Racial stress grew in the 20th century, however, as blacks bore the brunt of white resentment when some of their numbers became strikebreakers in stockyards and teamster strikes in 1904 and 1905. Between 1916 and 1919 more than 50,000 Southern blacks under the encouragement of Robert S. Abbott, editor of the Chicago Defender, came to the city to escape lynchings and to accept jobs in the stockyards, steel mills, and foundaries. Tensions exploded on July 27, 1919, when an incident resulted in a race riot leaving 23 blacks and 15 whites dead, 342 blacks and 178 whites injured. White pressure to contain blacks in the south side ghetto was matched by black population expansion. The NAACP established in Chicago in 1911 protested vigorously against increasing job and housing discrimination.

When the depression struck in the 1930s, Chicago had a black population of more than 200,000 which claimed 40 million dollars in bank deposits, four billion dollars worth of property, and some two million dollars of annual contributions to charity. The depression, however, hit the black community harder than others as its members lost jobs first and found problems of living and attending schools in places of their choice even more difficult. Black political consciousness was best represented by Oscar DePriest of Chicago who was seated in the United States House of Representatives, becoming Illinois' first Negro Congressman in 1929 and the first Negro Congressman from the North since 1901.

The 1940s and '50s witnessed an increase in population, civic attempts to meet black problems, and significant black cultural achievements. The Chicago Mayor's Commission on Race Relations (known as the Commission on Human Relations after 1945) became the first such municipal commission in the United States. In 1950 Gwendolyn Brooks, Chicago poet, was awarded the Pulitzer Prize for poetry and after the death of Carl Sandburg became poet laureate of Illinois. In the late 1950s the Chicago Urban League was refounded under aggressive leadership.
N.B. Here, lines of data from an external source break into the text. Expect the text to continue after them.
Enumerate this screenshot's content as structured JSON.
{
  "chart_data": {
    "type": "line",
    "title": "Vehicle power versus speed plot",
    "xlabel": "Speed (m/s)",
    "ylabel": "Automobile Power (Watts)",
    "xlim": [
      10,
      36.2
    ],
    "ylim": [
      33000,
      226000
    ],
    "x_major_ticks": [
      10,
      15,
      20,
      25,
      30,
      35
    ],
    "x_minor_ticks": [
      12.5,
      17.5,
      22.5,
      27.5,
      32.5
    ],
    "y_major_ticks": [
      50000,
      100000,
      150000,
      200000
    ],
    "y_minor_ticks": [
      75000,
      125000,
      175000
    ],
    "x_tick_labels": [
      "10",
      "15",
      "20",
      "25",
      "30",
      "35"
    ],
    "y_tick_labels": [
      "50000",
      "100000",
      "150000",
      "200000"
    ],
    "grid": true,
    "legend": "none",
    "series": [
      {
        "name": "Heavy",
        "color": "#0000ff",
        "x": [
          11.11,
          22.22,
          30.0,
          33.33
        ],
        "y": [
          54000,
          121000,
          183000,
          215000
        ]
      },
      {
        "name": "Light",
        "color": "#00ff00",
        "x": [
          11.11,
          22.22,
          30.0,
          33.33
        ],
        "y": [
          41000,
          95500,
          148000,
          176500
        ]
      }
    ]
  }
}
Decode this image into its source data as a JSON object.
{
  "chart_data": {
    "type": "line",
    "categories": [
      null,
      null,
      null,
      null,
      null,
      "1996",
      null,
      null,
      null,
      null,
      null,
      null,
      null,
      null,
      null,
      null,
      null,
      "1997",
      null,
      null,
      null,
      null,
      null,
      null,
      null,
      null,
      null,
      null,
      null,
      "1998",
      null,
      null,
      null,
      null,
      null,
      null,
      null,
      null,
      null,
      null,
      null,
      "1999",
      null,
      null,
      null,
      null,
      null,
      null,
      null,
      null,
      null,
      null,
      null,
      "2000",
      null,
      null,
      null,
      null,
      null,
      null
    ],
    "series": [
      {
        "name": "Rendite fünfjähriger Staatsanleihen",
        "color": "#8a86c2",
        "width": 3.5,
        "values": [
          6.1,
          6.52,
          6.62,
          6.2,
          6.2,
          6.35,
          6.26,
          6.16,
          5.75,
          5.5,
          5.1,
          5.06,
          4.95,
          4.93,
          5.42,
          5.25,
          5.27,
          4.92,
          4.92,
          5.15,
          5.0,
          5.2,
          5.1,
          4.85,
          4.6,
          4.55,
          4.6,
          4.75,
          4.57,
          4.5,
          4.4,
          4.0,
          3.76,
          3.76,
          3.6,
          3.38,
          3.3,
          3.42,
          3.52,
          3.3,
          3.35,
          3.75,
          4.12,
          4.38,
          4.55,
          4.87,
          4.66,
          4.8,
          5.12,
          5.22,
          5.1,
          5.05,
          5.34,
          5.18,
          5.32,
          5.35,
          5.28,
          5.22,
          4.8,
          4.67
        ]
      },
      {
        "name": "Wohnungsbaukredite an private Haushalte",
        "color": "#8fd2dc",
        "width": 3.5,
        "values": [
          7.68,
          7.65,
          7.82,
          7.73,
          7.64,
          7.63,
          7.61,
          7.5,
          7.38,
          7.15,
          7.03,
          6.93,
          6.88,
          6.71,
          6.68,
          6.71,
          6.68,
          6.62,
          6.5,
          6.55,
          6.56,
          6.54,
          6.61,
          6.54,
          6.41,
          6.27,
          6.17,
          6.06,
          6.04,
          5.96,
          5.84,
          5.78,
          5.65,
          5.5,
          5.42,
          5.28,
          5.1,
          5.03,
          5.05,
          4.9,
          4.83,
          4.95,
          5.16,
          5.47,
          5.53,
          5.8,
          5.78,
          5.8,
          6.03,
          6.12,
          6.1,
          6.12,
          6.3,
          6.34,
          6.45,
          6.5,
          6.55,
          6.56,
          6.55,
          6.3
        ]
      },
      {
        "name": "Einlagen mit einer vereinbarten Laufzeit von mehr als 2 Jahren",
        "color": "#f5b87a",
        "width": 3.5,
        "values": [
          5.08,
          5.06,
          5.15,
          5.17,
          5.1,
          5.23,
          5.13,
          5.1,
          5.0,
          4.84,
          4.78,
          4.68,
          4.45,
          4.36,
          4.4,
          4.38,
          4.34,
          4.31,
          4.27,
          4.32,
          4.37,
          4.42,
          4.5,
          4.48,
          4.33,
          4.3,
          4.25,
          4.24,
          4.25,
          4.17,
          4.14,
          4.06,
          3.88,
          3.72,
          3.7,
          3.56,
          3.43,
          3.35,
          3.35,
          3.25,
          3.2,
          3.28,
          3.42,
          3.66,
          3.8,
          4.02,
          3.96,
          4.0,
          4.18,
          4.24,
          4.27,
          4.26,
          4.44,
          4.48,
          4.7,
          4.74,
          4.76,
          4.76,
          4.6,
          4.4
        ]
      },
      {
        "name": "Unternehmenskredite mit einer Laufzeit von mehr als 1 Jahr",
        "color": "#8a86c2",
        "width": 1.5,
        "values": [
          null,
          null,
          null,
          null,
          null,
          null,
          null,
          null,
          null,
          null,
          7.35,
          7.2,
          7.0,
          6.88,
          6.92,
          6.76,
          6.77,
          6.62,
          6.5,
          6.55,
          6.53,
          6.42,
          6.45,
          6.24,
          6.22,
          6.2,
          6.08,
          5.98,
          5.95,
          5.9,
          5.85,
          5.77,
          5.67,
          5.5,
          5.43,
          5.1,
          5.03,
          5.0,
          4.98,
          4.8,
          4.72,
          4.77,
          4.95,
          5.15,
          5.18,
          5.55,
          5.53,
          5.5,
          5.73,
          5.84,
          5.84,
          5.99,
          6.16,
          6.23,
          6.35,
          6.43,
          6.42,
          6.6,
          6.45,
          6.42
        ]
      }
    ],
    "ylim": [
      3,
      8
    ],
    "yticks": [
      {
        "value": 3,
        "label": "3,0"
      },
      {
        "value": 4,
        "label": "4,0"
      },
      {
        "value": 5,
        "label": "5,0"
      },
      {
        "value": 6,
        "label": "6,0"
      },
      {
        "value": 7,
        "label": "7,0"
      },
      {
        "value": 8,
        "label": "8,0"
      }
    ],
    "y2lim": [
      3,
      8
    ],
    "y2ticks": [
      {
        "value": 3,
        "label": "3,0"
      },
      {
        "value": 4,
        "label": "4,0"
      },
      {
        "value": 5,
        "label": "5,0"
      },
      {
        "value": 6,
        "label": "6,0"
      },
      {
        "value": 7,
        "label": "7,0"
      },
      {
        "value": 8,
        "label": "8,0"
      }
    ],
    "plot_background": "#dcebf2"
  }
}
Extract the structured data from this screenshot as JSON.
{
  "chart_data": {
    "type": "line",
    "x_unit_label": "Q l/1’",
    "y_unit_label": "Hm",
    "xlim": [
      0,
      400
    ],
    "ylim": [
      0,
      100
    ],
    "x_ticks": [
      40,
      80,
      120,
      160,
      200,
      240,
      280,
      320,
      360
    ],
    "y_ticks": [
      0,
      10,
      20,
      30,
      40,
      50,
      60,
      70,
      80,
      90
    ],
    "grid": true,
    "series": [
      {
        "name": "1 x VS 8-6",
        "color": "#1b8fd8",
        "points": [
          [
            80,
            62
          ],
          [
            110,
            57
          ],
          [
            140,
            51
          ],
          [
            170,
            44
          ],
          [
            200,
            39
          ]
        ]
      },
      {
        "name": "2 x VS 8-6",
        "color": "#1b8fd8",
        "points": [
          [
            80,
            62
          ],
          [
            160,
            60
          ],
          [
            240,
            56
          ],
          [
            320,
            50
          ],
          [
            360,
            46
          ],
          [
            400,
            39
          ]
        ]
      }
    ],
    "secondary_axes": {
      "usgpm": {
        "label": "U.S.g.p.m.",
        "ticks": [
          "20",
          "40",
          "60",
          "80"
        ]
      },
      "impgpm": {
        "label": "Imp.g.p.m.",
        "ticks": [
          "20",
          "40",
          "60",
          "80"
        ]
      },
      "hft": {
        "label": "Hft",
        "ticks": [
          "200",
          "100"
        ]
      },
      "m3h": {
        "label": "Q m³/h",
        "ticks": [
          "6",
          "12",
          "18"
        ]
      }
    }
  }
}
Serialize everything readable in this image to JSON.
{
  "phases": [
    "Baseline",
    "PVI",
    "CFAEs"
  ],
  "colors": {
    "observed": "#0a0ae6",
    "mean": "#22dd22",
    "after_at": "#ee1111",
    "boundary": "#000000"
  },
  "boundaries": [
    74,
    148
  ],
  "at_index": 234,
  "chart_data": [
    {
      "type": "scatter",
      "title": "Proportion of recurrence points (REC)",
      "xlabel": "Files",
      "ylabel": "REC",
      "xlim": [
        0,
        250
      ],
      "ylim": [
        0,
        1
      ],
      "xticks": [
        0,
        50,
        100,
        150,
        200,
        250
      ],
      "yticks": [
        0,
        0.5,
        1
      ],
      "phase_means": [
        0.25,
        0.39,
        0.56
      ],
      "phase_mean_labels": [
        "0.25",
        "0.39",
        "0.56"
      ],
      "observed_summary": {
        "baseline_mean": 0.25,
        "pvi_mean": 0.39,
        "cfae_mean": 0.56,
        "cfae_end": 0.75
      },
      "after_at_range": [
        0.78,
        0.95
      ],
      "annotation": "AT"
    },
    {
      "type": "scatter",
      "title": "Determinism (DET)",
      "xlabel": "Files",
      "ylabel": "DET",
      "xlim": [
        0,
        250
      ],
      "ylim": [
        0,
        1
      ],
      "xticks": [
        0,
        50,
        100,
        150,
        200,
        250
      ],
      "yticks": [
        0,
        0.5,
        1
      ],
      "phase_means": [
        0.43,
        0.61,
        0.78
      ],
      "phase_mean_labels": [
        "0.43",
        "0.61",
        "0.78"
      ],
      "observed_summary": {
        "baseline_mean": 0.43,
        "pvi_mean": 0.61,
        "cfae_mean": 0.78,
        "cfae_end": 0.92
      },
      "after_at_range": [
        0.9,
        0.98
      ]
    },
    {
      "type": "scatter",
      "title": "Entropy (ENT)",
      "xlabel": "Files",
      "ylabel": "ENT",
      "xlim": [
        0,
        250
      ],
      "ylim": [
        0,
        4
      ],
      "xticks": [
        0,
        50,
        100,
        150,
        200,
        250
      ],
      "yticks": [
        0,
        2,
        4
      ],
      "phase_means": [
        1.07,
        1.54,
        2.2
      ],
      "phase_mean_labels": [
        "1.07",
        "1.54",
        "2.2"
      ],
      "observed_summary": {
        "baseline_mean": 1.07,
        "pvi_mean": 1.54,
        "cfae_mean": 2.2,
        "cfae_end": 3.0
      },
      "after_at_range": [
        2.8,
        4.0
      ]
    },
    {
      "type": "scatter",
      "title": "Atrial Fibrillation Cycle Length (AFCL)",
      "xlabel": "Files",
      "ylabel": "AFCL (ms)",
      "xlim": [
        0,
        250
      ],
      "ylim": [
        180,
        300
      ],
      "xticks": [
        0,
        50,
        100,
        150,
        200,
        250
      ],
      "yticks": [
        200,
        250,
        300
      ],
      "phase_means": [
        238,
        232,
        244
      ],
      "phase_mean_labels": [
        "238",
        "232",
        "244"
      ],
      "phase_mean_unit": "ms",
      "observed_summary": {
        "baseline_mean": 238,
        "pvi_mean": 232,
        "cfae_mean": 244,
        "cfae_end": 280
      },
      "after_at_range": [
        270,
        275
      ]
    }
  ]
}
Frustration and achievement, bitterness and admiration, characterize modern black Chicago. Thus, Dr. Martin Luther King's attempt to integrate housing in 1966 was met by rioting; Fred Hampton and the Black Panthers' radicalism resulted in his death; Ernie Banks' athletic accomplishments and Jesse Jackson's political initiatives meet adulation and respect. The story is one of progress and growth within an unmistakable historical pattern.